(The Center Square) — Pennsylvania lost 500,000 jobs in 2020, the Department of Labor and Industry said, and there’s no understanding of when – or if – those positions will return.
“We don’t know the reason why they were lost or if they are coming back,” acting Secretary of Labor Jennifer Berrier told the House Appropriations Committee on Tuesday. “The problem with this is there’s no playbook. I wish I could wipe off my 100-year-old play book from the Spanish influenza, but that’s just not possible.”
Berrier said 6.5 million residents were employed in February 2020 – a level so high that the department said it was woefully understaffed when jobless claims spiked by more than 1.12 million a month later. As of November, about 652,000 jobs have been recovered, Berrier said.
Rep. Jim Struzzi, R-Indiana, pressed Berrier on how much tax revenue the state lost as a result of the governor’s statewide economic shut down orders imposed in March, April and May at the onset of the pandemic.
“Clearly nothing had a bigger impact on our budget this year and last year than people who were put out of work,” he said. “We’ve heard numerous stories of people who just aren’t making it.”
Berrier said she didn’t know the revenue impact, but defended the administration’s orders and blamed individuals’ behavior for some of the economic slowdown that occurred.
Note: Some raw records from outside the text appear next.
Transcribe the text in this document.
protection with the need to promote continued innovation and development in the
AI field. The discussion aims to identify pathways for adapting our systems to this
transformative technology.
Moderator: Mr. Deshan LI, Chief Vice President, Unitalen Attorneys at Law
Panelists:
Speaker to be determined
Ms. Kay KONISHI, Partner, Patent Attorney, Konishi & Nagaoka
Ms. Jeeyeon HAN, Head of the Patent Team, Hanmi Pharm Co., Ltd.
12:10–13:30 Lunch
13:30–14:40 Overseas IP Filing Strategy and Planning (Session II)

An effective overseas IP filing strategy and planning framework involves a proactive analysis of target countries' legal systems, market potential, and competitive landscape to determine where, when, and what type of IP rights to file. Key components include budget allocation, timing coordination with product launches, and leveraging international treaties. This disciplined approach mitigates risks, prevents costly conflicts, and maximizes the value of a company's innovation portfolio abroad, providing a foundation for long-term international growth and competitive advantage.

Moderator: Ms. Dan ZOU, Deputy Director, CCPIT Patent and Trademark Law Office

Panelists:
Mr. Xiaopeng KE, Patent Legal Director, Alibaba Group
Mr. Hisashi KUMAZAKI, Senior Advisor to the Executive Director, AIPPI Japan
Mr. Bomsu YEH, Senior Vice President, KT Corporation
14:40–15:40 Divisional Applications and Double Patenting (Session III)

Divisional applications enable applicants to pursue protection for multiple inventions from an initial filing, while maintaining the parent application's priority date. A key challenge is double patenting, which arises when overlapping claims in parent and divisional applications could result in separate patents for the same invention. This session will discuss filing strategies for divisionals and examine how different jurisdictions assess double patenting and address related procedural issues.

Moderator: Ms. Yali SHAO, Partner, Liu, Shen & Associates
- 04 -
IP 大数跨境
“This isn’t just because of the governor’s lockdown,” she said. “We are in the midst of a global pandemic. There’s research that shows individuals were staying home. I want to be clear this wasn’t just a result of the governor’s well-thought-out mitigation orders.”
Independent analysis from the Allegheny Institute of Public Policy of the state’s labor market said 2020 job losses rival that of the Great Recession, particularly in the hospitality sector.
The Independent Fiscal Office likewise estimates real GDP shrank 4.1 percent overall in 2020, though the number could fluctuate by as much as two percentage points in either direction when the final results of the fourth quarter are made available. Wage and salaries also declined 1.2% and the state lost 450,000 jobs. While the IFO estimates GDP could recover in just two years, some of those jobs will still be lost in 2026.
“I understand this is unprecedented, but we also have to learn from this and make sure we never put people in this situation again,” Struzzi said. “This won’t be the last pandemic and so moving forward it’s important that we understand that.”
Gov. Tom Wolf ordered all nonessential businesses to close on March 16, 2020. The mandate – coupled with revised federal rules on who qualifies for unemployment compensation – prompted 2.4 million residents to file claims throughout 2020.
The swell in applications overwhelmed the department and caused delays in sending out payments. One year later, Berrier said her staffing complement has doubled, though retention rate remains low, with about 50% of workers quitting over the “taxing” nature of the job.
“We were asked to serve a part of the population that had never been serviced before, including business owners, independent contractors and gig workers,” she said. “That opened us up to more than 2 million people who never received benefits before.”